Amy Foskett Dance are the first company, presenting a new piece, ‘Burning House’. It begins completely still, with a single dancer balancing on a castle of white duvets. Suddenly, the castle melts and the dancer seemingly falls. The show has begun.

What follows is precise and meaningful contemporary dance, depicting environmental and social issues. It conveys the theme of the whole evening ('Moving With The Times’) perfectly and feels very relevant, with current problems portrayed through beautiful shapes and manoeuvres. Every moment is captivating as we follow this intimate performance, analysing the symbolism and meaning behind each gesture. At some points, the dancers throw themselves onto the duvets, with the soft landings juxtaposing the hard-hitting issues demonstrated in their piece. The fragility of human life is conveyed through a sequence featuring stunning lifts after which two female dancers' bodies become lifeless, manipulated like puppets by their male counterparts, who desperately try to create an illusion of life. The refusal to accept human mortality is explored by the company with a combination of the devastating themes and the delicacy of the dancers, creating a mesmerising performance.

We can hear the next performers edging closer, as the bells around their ankles jingle while we wait with anticipation for Drishti Dance. Starting with elegant armography, the dancers have poise and take great care in every action. They are incredibly well-rehearsed, as the contemporary Kathak work requires them to know every single rhythm of the speech-like music and move as one. As they turn at the speed of light, it feels like they can see the future, and know every pattern or pulse coming their way as they fuse contemporary themes and staging with traditional techniques. Their cast includes the winner of the South Asian Category of BBC Young Dancer 2017 and it shows; as the pace increases for a vibrant and demanding section, highlighting the finesse of the Drishti dancers. The immense journey of human consciousness is explored in the piece, ‘Sanket’, also inviting the audience into the concept of Astadikpala, ‘Eight Guardians of Direction’ as they stun us with their energetic artistry.

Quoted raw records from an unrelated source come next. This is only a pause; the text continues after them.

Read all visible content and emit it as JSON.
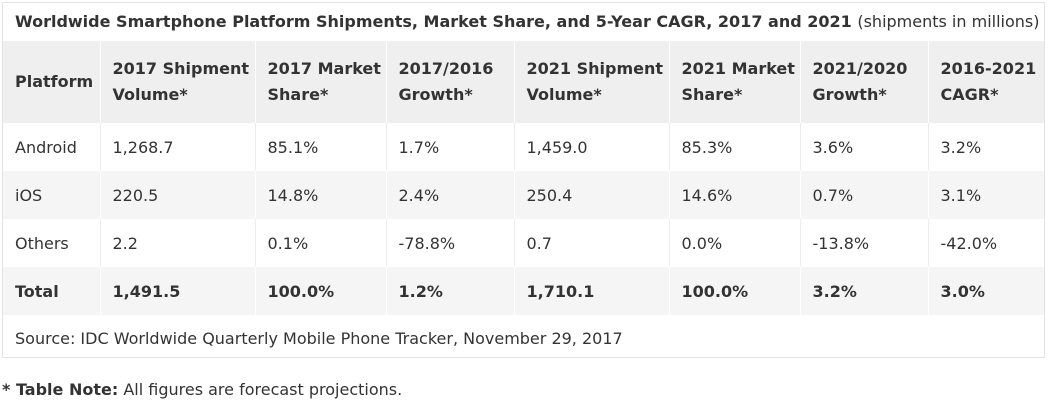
{
  "table": {
    "title": "Worldwide Smartphone Platform Shipments, Market Share, and 5-Year CAGR, 2017 and 2021",
    "title_suffix": "(shipments in millions)",
    "columns": [
      "Platform",
      "2017 Shipment Volume*",
      "2017 Market Share*",
      "2017/2016 Growth*",
      "2021 Shipment Volume*",
      "2021 Market Share*",
      "2021/2020 Growth*",
      "2016-2021 CAGR*"
    ],
    "rows": [
      [
        "Android",
        "1,268.7",
        "85.1%",
        "1.7%",
        "1,459.0",
        "85.3%",
        "3.6%",
        "3.2%"
      ],
      [
        "iOS",
        "220.5",
        "14.8%",
        "2.4%",
        "250.4",
        "14.6%",
        "0.7%",
        "3.1%"
      ],
      [
        "Others",
        "2.2",
        "0.1%",
        "-78.8%",
        "0.7",
        "0.0%",
        "-13.8%",
        "-42.0%"
      ],
      [
        "Total",
        "1,491.5",
        "100.0%",
        "1.2%",
        "1,710.1",
        "100.0%",
        "3.2%",
        "3.0%"
      ]
    ],
    "source": "Source: IDC Worldwide Quarterly Mobile Phone Tracker, November 29, 2017"
  },
  "note": {
    "label": "* Table Note:",
    "text": " All figures are forecast projections."
  },
  "colors": {
    "header_bg": "#efefef",
    "row_shade": "#f5f5f5",
    "text": "#333333",
    "border": "#e3e3e3"
  }
}
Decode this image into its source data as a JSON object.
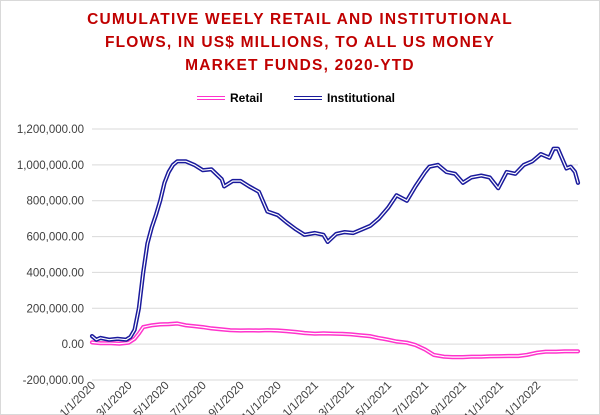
{
  "chart_data": {
    "type": "line",
    "title": "CUMULATIVE WEELY RETAIL AND INSTITUTIONAL FLOWS, IN US$ MILLIONS, TO ALL US MONEY MARKET FUNDS, 2020-YTD",
    "title_lines": [
      "CUMULATIVE WEELY RETAIL AND INSTITUTIONAL",
      "FLOWS, IN US$ MILLIONS, TO ALL US MONEY",
      "MARKET FUNDS, 2020-YTD"
    ],
    "xlabel": "",
    "ylabel": "",
    "ylim": [
      -200000,
      1200000
    ],
    "yticks": [
      -200000,
      0,
      200000,
      400000,
      600000,
      800000,
      1000000,
      1200000
    ],
    "ytick_labels": [
      "-200,000.00",
      "0.00",
      "200,000.00",
      "400,000.00",
      "600,000.00",
      "800,000.00",
      "1,000,000.00",
      "1,200,000.00"
    ],
    "xlim": [
      "2020-01-01",
      "2022-03-09"
    ],
    "xticks": [
      "2020-01-01",
      "2020-03-01",
      "2020-05-01",
      "2020-07-01",
      "2020-09-01",
      "2020-11-01",
      "2021-01-01",
      "2021-03-01",
      "2021-05-01",
      "2021-07-01",
      "2021-09-01",
      "2021-11-01",
      "2022-01-01"
    ],
    "xtick_labels": [
      "1/1/2020",
      "3/1/2020",
      "5/1/2020",
      "7/1/2020",
      "9/1/2020",
      "11/1/2020",
      "1/1/2021",
      "3/1/2021",
      "5/1/2021",
      "7/1/2021",
      "9/1/2021",
      "11/1/2021",
      "1/1/2022"
    ],
    "grid": "horizontal",
    "legend_position": "top-center",
    "colors": {
      "retail": "#ff33cc",
      "institutional": "#1a1a9c",
      "title": "#c00000",
      "grid": "#d9d9d9"
    },
    "series": [
      {
        "name": "Retail",
        "points": [
          [
            "2020-01-01",
            10000
          ],
          [
            "2020-01-15",
            5000
          ],
          [
            "2020-02-01",
            5000
          ],
          [
            "2020-02-15",
            3000
          ],
          [
            "2020-03-01",
            8000
          ],
          [
            "2020-03-11",
            30000
          ],
          [
            "2020-03-18",
            60000
          ],
          [
            "2020-03-25",
            95000
          ],
          [
            "2020-04-08",
            105000
          ],
          [
            "2020-04-22",
            110000
          ],
          [
            "2020-05-06",
            112000
          ],
          [
            "2020-05-20",
            115000
          ],
          [
            "2020-06-03",
            105000
          ],
          [
            "2020-06-17",
            100000
          ],
          [
            "2020-07-01",
            95000
          ],
          [
            "2020-07-15",
            88000
          ],
          [
            "2020-08-01",
            82000
          ],
          [
            "2020-08-15",
            78000
          ],
          [
            "2020-09-01",
            76000
          ],
          [
            "2020-09-15",
            77000
          ],
          [
            "2020-10-01",
            76000
          ],
          [
            "2020-10-15",
            78000
          ],
          [
            "2020-11-01",
            76000
          ],
          [
            "2020-11-15",
            73000
          ],
          [
            "2020-12-01",
            68000
          ],
          [
            "2020-12-15",
            62000
          ],
          [
            "2021-01-01",
            58000
          ],
          [
            "2021-01-15",
            60000
          ],
          [
            "2021-02-01",
            58000
          ],
          [
            "2021-02-15",
            57000
          ],
          [
            "2021-03-01",
            55000
          ],
          [
            "2021-03-15",
            50000
          ],
          [
            "2021-04-01",
            45000
          ],
          [
            "2021-04-15",
            35000
          ],
          [
            "2021-05-01",
            25000
          ],
          [
            "2021-05-15",
            15000
          ],
          [
            "2021-06-01",
            8000
          ],
          [
            "2021-06-15",
            -5000
          ],
          [
            "2021-07-01",
            -30000
          ],
          [
            "2021-07-15",
            -60000
          ],
          [
            "2021-08-01",
            -70000
          ],
          [
            "2021-08-15",
            -72000
          ],
          [
            "2021-09-01",
            -72000
          ],
          [
            "2021-09-15",
            -70000
          ],
          [
            "2021-10-01",
            -70000
          ],
          [
            "2021-10-15",
            -68000
          ],
          [
            "2021-11-01",
            -67000
          ],
          [
            "2021-11-15",
            -66000
          ],
          [
            "2021-12-01",
            -66000
          ],
          [
            "2021-12-15",
            -60000
          ],
          [
            "2022-01-01",
            -48000
          ],
          [
            "2022-01-15",
            -42000
          ],
          [
            "2022-02-01",
            -42000
          ],
          [
            "2022-02-15",
            -40000
          ],
          [
            "2022-03-09",
            -40000
          ]
        ]
      },
      {
        "name": "Institutional",
        "points": [
          [
            "2020-01-01",
            45000
          ],
          [
            "2020-01-08",
            25000
          ],
          [
            "2020-01-15",
            35000
          ],
          [
            "2020-01-29",
            25000
          ],
          [
            "2020-02-12",
            30000
          ],
          [
            "2020-02-26",
            25000
          ],
          [
            "2020-03-04",
            40000
          ],
          [
            "2020-03-11",
            80000
          ],
          [
            "2020-03-18",
            200000
          ],
          [
            "2020-03-25",
            400000
          ],
          [
            "2020-04-01",
            560000
          ],
          [
            "2020-04-08",
            650000
          ],
          [
            "2020-04-15",
            720000
          ],
          [
            "2020-04-22",
            800000
          ],
          [
            "2020-04-29",
            900000
          ],
          [
            "2020-05-06",
            960000
          ],
          [
            "2020-05-13",
            1000000
          ],
          [
            "2020-05-20",
            1020000
          ],
          [
            "2020-06-03",
            1020000
          ],
          [
            "2020-06-17",
            1000000
          ],
          [
            "2020-07-01",
            970000
          ],
          [
            "2020-07-15",
            975000
          ],
          [
            "2020-08-01",
            920000
          ],
          [
            "2020-08-05",
            880000
          ],
          [
            "2020-08-19",
            910000
          ],
          [
            "2020-09-01",
            910000
          ],
          [
            "2020-09-15",
            880000
          ],
          [
            "2020-10-01",
            850000
          ],
          [
            "2020-10-15",
            740000
          ],
          [
            "2020-11-01",
            720000
          ],
          [
            "2020-11-15",
            680000
          ],
          [
            "2020-12-01",
            640000
          ],
          [
            "2020-12-15",
            610000
          ],
          [
            "2021-01-01",
            620000
          ],
          [
            "2021-01-15",
            610000
          ],
          [
            "2021-01-22",
            570000
          ],
          [
            "2021-02-05",
            615000
          ],
          [
            "2021-02-19",
            625000
          ],
          [
            "2021-03-05",
            620000
          ],
          [
            "2021-03-19",
            640000
          ],
          [
            "2021-04-02",
            660000
          ],
          [
            "2021-04-16",
            700000
          ],
          [
            "2021-05-01",
            760000
          ],
          [
            "2021-05-15",
            830000
          ],
          [
            "2021-06-01",
            800000
          ],
          [
            "2021-06-15",
            880000
          ],
          [
            "2021-07-01",
            960000
          ],
          [
            "2021-07-08",
            990000
          ],
          [
            "2021-07-22",
            1000000
          ],
          [
            "2021-08-05",
            960000
          ],
          [
            "2021-08-19",
            950000
          ],
          [
            "2021-09-01",
            900000
          ],
          [
            "2021-09-15",
            930000
          ],
          [
            "2021-10-01",
            940000
          ],
          [
            "2021-10-15",
            930000
          ],
          [
            "2021-10-29",
            870000
          ],
          [
            "2021-11-12",
            960000
          ],
          [
            "2021-11-26",
            950000
          ],
          [
            "2021-12-10",
            1000000
          ],
          [
            "2021-12-24",
            1020000
          ],
          [
            "2022-01-07",
            1060000
          ],
          [
            "2022-01-21",
            1040000
          ],
          [
            "2022-01-28",
            1090000
          ],
          [
            "2022-02-04",
            1090000
          ],
          [
            "2022-02-18",
            980000
          ],
          [
            "2022-02-25",
            990000
          ],
          [
            "2022-03-04",
            960000
          ],
          [
            "2022-03-09",
            900000
          ]
        ]
      }
    ]
  }
}
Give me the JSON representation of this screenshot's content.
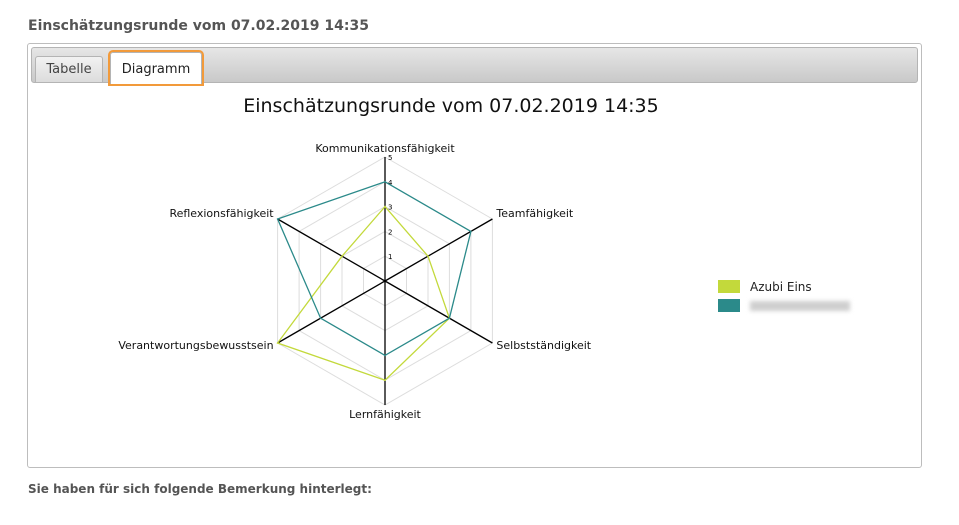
{
  "page": {
    "title": "Einschätzungsrunde vom 07.02.2019 14:35",
    "comment_label": "Sie haben für sich folgende Bemerkung hinterlegt:"
  },
  "tabs": [
    {
      "label": "Tabelle",
      "active": false
    },
    {
      "label": "Diagramm",
      "active": true
    }
  ],
  "chart_data": {
    "type": "radar",
    "title": "Einschätzungsrunde vom 07.02.2019 14:35",
    "categories": [
      "Kommunikationsfähigkeit",
      "Teamfähigkeit",
      "Selbstständigkeit",
      "Lernfähigkeit",
      "Verantwortungsbewusstsein",
      "Reflexionsfähigkeit"
    ],
    "scale": {
      "min": 0,
      "max": 5,
      "ticks": [
        "1",
        "2",
        "3",
        "4",
        "5"
      ]
    },
    "grid": true,
    "legend_position": "right",
    "series": [
      {
        "name": "Azubi Eins",
        "color": "#c3d93b",
        "values": [
          3,
          2,
          3,
          4,
          5,
          2
        ]
      },
      {
        "name": "",
        "color": "#2b8a8a",
        "values": [
          4,
          4,
          3,
          3,
          3,
          5
        ]
      }
    ]
  }
}
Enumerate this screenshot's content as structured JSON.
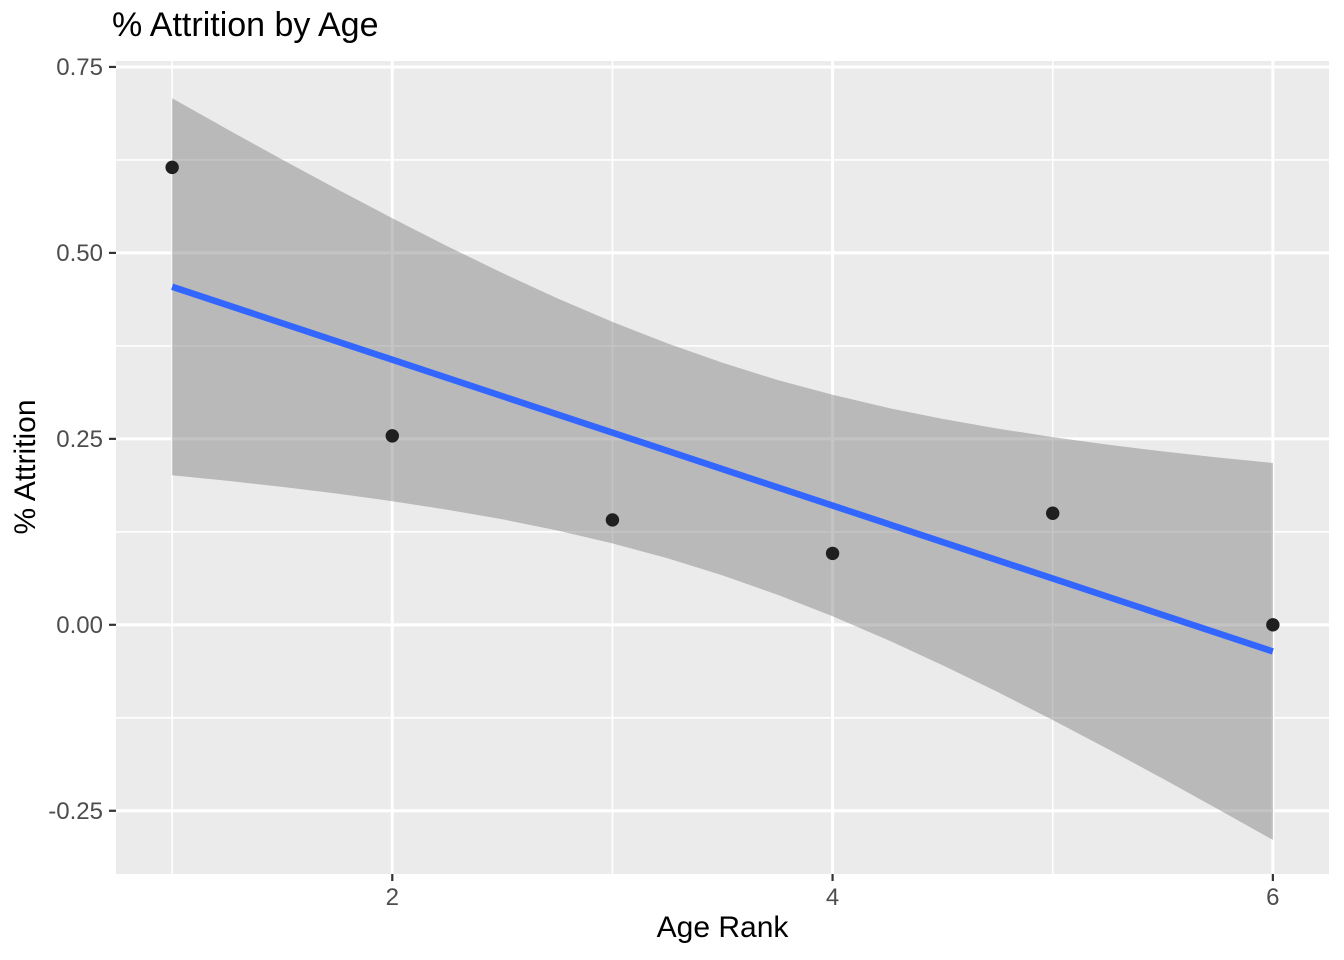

The final performers take to the stage following an interval, in which intrigue has been created by decorating the stage floor with many colours of tape. When the four dancers enter, they stand in corner boxes, where they are confined whilst they throw their bodies around as if dodging bullets. Gradually, they escape their separation and begin colliding, the first meeting seeing extreme lifts and dramatic physicality, complemented by the metal sounds in the unique score. Constantly telling the story with their facial expressions, the adventurous Thomas Page dancers begin to unpeel the tape and cross borders. With one dancer left in the central box, piano music plays for a beautiful contemporary solo. Adding to the symbolism, photographers join the dancers, perhaps implying that in our modern world we cannot escape public attention in the face of trauma. The socio-political ideas allow for so much to be interpreted and inferred from the performance. By the end of this astonishing piece, the company has broken barriers and come together, illustrating how we can break free from a trapped society and become a community, and emphasising the power of dance.